Die Psychologie des Zockens - Oder: Was Uli Hoeneß treibt

Nein, Uli Hoeneß ist nicht krank. Und seine öffentliche Bloßstellung jetzt ist nur die Kehrseite seiner Glorifizierung. Und beides - seine Erfolge wie seine Niederlage - sind, was seine eigenen Aktivitäten angeht, Ergebnis ähnlicher psychischer Prozesse. Denn das Erfolgsgeheimnis des Managers Hoeneß ist dasselbe wie sein "Scheitergeheimnis": die Lust am Zocken.


In einem bemerkenswerten Artikel mit dem Titel "Zocken, oder: Psychologische Erfolgsfaktoren des Kapitalismus" ist nachzulesen, dass erfolgreiches Unternehmertum immer auch den Aspekt des Zockens hat. Man investiert aktuell Geld in der Hoffnung, dass man nach einer gewissen Zeit mehr Geld zurück erhält als man investiert hat. Der wesentliche Unterschied zwischen dem Setzen in der Spielbank und dem Investieren ist der Zeithorizont. Wenn man ein Unternehmen aufbaut, kommt allerdings noch ziemlich viel Mühe dazwischen. Bei Devisenspekulationen ist das nicht der Fall.


Gemeinsamer Nenner: Die narzißtische Befriedigung, das Realitätsprinzip, das sich auch so formulieren läßt: "Viel Schweiß, viel Geld" (und manchmal noch nicht mal viel Geld) ausgehebelt zu haben. Das grandiose Versprechen des Kapitalismus wie des Spielkasinos ist: "Du musst beim Arbeiten nicht selbst dabei sein..."
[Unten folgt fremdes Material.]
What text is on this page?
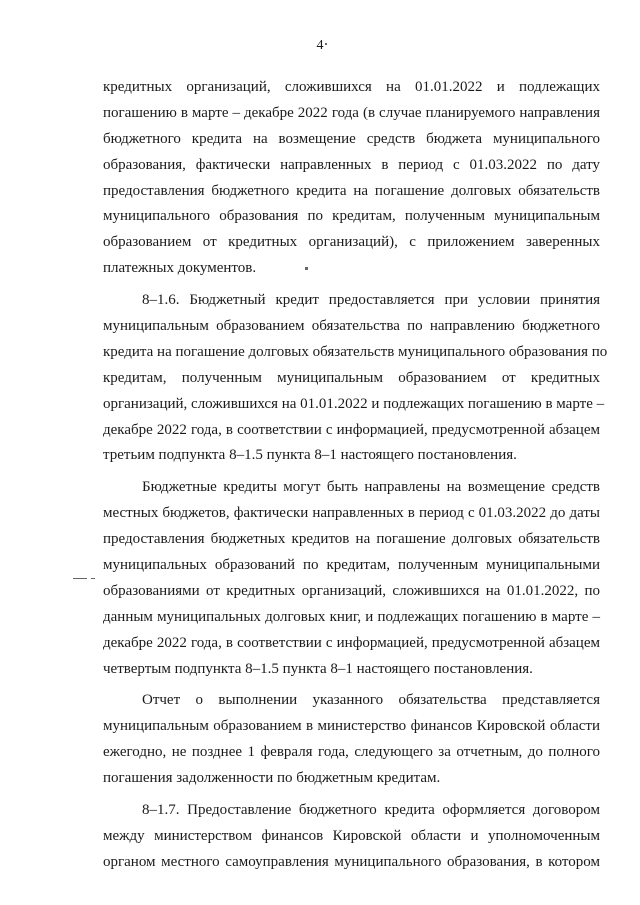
4
кредитных организаций, сложившихся на 01.01.2022 и подлежащих
погашению в марте – декабре 2022 года (в случае планируемого направления
бюджетного кредита на возмещение средств бюджета муниципального
образования, фактически направленных в период с 01.03.2022 по дату
предоставления бюджетного кредита на погашение долговых обязательств
муниципального образования по кредитам, полученным муниципальным
образованием от кредитных организаций), с приложением заверенных
платежных документов.
8–1.6. Бюджетный кредит предоставляется при условии принятия
муниципальным образованием обязательства по направлению бюджетного
кредита на погашение долговых обязательств муниципального образования по
кредитам, полученным муниципальным образованием от кредитных
организаций, сложившихся на 01.01.2022 и подлежащих погашению в марте –
декабре 2022 года, в соответствии с информацией, предусмотренной абзацем
третьим подпункта 8–1.5 пункта 8–1 настоящего постановления.
Бюджетные кредиты могут быть направлены на возмещение средств
местных бюджетов, фактически направленных в период с 01.03.2022 до даты
предоставления бюджетных кредитов на погашение долговых обязательств
муниципальных образований по кредитам, полученным муниципальными
образованиями от кредитных организаций, сложившихся на 01.01.2022, по
данным муниципальных долговых книг, и подлежащих погашению в марте –
декабре 2022 года, в соответствии с информацией, предусмотренной абзацем
четвертым подпункта 8–1.5 пункта 8–1 настоящего постановления.
Отчет о выполнении указанного обязательства представляется
муниципальным образованием в министерство финансов Кировской области
ежегодно, не позднее 1 февраля года, следующего за отчетным, до полного
погашения задолженности по бюджетным кредитам.
8–1.7. Предоставление бюджетного кредита оформляется договором
между министерством финансов Кировской области и уполномоченным
органом местного самоуправления муниципального образования, в котором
Uli Hoeneß hätte aus diesem Popelverein Bayern München nicht einen der wirtschaftlich erfolgreichsten Fußballclubs weltweit gemacht, wenn er nicht diese Art von Narzißmus nutzen könnte. Ich erinnere mich noch, dass in meiner Jugend der TSV 1860 der wichtigste und größte Münchner Verein war. Von Bayern sprach noch niemand. Erst Hoeneß hatte die Größenideen, die man braucht, um solch ein großes Rad zu drehen... Er liebt den Kick, und ich bin ziemlich sicher, dass er im Prinzip auch bereit ist, den Preis dafür zu zahlen, denn Verlierenkönnen gehört zu diesem Spiel. No risk no fun!


Alles nachzulesen in dem zitierten fantastischen, unübertrefflichen, Uli Hoeneß (ohne ihn namentlich zu erwähnen) in den tiefsten Winkeln seiner Seele analysierenden Artikel, der - das sei (natürlich in der mir eigenen Bescheidenheit) erwähnt - in einem meiner Bücher zu finden ist: "Wenn rechts links ist und links rechts"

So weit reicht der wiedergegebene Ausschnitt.